Secondo l’esperto di micrometeorologia Uboldi, errori di calcolo, dati mancanti e stime “fantasiose” nel progetto di Ferriere Wind

Paola Brianti
|1 giorno fa

Quanto e quale vento tira sui crinali del Crociglia? Secondo Ferriere Wind Srl, che ha presentato al Ministero il progetto per un parco eolico da 7 aerogeneratori, ne tira tanto, così tanto da poter produrre 31,5 Megawatt di energia l’anno. Non la pensa così l’esperto di micrometeorologia Daniele Uboldi, che sul sito del Ministero ha depositato un’osservazione che, calcolatrice alla mano, contesta le stime di producibilità energetica: «Sono perlomeno fantasiose», dice.
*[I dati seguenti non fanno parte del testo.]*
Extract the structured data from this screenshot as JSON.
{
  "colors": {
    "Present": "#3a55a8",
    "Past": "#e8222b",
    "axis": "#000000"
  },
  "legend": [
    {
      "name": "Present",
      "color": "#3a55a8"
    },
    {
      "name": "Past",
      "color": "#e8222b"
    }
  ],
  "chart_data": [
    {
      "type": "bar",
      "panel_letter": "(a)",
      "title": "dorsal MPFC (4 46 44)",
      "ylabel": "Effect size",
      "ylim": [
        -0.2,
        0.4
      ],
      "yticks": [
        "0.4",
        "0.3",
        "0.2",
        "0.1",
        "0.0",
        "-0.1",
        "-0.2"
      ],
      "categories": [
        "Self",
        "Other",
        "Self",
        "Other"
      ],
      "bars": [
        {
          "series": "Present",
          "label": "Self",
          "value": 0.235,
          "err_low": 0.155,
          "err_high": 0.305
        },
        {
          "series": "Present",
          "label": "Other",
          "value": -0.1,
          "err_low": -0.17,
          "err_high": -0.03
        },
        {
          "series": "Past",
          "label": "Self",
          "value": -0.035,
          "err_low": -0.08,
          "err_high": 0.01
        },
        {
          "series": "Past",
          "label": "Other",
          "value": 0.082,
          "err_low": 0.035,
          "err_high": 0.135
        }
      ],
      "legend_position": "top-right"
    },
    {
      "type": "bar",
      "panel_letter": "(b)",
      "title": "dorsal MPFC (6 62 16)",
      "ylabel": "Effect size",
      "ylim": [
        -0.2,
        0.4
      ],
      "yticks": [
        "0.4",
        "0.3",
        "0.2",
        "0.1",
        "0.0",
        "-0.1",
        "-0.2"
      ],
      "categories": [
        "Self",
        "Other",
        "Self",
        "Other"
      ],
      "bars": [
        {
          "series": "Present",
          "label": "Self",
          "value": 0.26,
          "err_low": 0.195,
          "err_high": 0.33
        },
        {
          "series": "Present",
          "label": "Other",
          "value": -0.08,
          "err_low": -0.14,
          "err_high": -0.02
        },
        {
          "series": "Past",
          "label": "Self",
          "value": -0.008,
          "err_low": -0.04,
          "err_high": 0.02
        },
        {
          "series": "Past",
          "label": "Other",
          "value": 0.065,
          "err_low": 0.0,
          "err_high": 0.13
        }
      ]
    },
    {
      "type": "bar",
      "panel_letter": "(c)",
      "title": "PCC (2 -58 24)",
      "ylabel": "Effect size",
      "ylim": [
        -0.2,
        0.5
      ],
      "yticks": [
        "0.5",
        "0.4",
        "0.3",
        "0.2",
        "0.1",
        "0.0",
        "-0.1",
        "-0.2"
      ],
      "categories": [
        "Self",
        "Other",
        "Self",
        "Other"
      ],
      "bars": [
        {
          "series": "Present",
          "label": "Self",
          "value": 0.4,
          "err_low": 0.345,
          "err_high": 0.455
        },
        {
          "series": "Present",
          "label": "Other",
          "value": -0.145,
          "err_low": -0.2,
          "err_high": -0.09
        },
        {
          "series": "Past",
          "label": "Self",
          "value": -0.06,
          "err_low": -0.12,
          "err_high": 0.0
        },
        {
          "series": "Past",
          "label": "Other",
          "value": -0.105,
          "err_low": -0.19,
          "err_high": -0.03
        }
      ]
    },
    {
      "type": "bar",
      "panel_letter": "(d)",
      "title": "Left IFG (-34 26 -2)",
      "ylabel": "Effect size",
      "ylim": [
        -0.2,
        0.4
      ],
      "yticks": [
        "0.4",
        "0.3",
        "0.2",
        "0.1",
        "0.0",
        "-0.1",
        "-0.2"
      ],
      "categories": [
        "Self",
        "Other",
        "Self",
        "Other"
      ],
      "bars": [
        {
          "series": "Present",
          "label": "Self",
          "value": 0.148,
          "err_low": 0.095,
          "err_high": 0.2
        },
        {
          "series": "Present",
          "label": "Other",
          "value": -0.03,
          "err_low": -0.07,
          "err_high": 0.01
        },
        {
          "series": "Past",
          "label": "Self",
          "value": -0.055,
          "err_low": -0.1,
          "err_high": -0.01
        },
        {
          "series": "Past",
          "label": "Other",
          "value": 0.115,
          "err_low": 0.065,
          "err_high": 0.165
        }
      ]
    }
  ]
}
Uboldi è noto nel Parmense, dove da presidente sia di Legambiente Alta Val Taro, sia della Comunità energetica Appennino Ovest, ha portato avanti una battaglia senza requie contro parchi eolici in montagna. E qualcuna l’ha anche vinta, proprio studiando il vento. «Perché - spiega - la legge Draghi stabilisce che ci sia sempre un interesse prevalente rispetto a quello delle comunità locali, ossia la produzione di energia da fonti rinnovabili. Non conta alcun interesse privato, né relativo alla fauna, o alla flora, tantomeno al paesaggio. Ma se si dimostra che l’impianto è un inutile sacrificio perché il vento non c’è, si scardina il meccanismo e così si può tutelare Ferriere».